Drüben im Konferenzraum, wo Ludwig Schwindelhausen seine Kidnapping-Spezialtruppe briefte, wurde es erneut laut. Diesmal war es so ein heftiges Tohuwabohu, dass Ubbo Heide zornig die Stirn runzelte. Opfer von Verbrechen durften laut klagen und schreien. Kriminelle und Besoffene randalierten. Aber das da waren nicht irgendwelche betrunkenen Rowdys, die aus dem Verkehr gezogen werden mussten, sondern das waren BKAler.
»Zwergenaufstand oder was?«, fragte Rupert.
Weller hatte schon so manchen Kriminalroman weggeworfen, wenn er darin die Formulierung fand: Die Nachricht schlug ein wie eine Bombe. Manchmal hatten die Autoren das sogar witzig gemeint oder auch nur hochdramatisch. Da ging jemand fremd, man erfuhr von der Hochzeit eines Freundes oder von einem Verbrechen, und immer schlug es ein wie eine Bombe.
Aber immer hatte Weller sich geschüttelt und das Bild als völlig schräg und falsch empfunden. Wenn eine Bombe einschlug, blieben zerfetzte Leiber zurück, zerstörtes Gelände.
Doch diesmal schoss ihm dieser Satz durch den Kopf.
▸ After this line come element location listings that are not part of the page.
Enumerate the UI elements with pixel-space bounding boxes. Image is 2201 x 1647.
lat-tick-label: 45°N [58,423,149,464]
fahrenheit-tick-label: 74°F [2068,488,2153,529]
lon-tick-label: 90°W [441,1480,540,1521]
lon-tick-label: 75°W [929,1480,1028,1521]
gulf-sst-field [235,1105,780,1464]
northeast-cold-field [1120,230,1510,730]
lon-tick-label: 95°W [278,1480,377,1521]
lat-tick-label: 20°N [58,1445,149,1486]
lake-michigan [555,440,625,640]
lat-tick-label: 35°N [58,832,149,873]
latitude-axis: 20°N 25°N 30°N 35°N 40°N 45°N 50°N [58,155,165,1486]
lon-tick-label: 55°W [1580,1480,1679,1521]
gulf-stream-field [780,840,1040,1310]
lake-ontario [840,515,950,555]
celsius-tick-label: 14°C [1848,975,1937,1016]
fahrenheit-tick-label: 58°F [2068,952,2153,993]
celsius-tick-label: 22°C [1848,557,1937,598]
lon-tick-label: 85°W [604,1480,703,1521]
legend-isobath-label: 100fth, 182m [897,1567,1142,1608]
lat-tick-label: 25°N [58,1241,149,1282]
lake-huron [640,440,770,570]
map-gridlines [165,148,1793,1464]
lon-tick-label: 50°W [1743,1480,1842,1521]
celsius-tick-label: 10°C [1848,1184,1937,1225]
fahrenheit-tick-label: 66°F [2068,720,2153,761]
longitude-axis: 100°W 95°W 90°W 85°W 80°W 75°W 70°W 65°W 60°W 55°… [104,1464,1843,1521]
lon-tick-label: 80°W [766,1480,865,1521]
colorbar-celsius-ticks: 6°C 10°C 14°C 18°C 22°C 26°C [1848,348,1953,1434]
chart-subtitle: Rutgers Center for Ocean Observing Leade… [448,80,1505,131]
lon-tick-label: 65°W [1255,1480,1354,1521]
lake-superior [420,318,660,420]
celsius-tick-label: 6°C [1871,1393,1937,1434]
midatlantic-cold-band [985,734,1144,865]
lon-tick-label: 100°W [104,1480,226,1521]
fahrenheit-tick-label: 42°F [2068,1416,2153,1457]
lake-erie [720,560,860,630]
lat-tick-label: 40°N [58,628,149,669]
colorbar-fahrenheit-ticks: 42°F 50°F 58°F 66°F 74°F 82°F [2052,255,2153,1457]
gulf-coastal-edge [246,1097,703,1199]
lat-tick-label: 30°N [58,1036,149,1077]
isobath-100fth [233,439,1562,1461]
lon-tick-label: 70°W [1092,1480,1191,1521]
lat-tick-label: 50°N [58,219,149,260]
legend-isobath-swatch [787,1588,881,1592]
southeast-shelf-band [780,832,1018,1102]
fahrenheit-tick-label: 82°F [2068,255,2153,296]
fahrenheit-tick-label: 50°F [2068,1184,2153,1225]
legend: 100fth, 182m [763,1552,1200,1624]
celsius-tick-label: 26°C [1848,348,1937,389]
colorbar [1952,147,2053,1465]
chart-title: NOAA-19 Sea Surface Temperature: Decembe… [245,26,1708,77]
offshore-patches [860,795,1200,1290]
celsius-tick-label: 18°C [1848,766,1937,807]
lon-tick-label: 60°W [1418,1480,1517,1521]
Ja, da musste etwas heftig eingeschlagen sein. Glücklicherweise nicht wie eine Bombe, denn dann wäre von der Spezialtruppe des BKA ja nicht viel übrig geblieben. Aber etwas scheuchte die Meute auf, so dass selbst Schwindelhausen seine gentlemanlike Fassung verlor. Von seinem rechthaberischen, staatsmännischen Auftreten war nichts mehr zu spüren. Er wirkte nicht mehr wie ein Bundespräsident auf Koks, sondern er erinnerte Weller jetzt an seinen alten Deutschlehrer Hans Helmut Brinkmann, aus dessen Erste-Hilfe-Box Pornoheftchen fielen, als Wellers bester Freund beim Besuch des Schullandheims gestürzt war und seine Wunden versorgt werden mussten.
Brinkmann flatterte geradezu herum und erklärte jedem Schüler, die Heftchen seien nicht von ihm, sondern er habe sie auf der Toilette konfisziert, und der Schuldige solle sich bei ihm melden. Er versprach auch, dass es keine großen disziplinarischen Konsequenzen nach sich ziehen würde.
Es meldete sich nie jemand, doch Brinkmann gab die Suche nach dem angeblich Schuldigen nie auf. Sie wussten alle genau, dass es seine Hefte waren. Beim Abiabschluss war er dafür auch gebührend durch den Kakao gezogen worden.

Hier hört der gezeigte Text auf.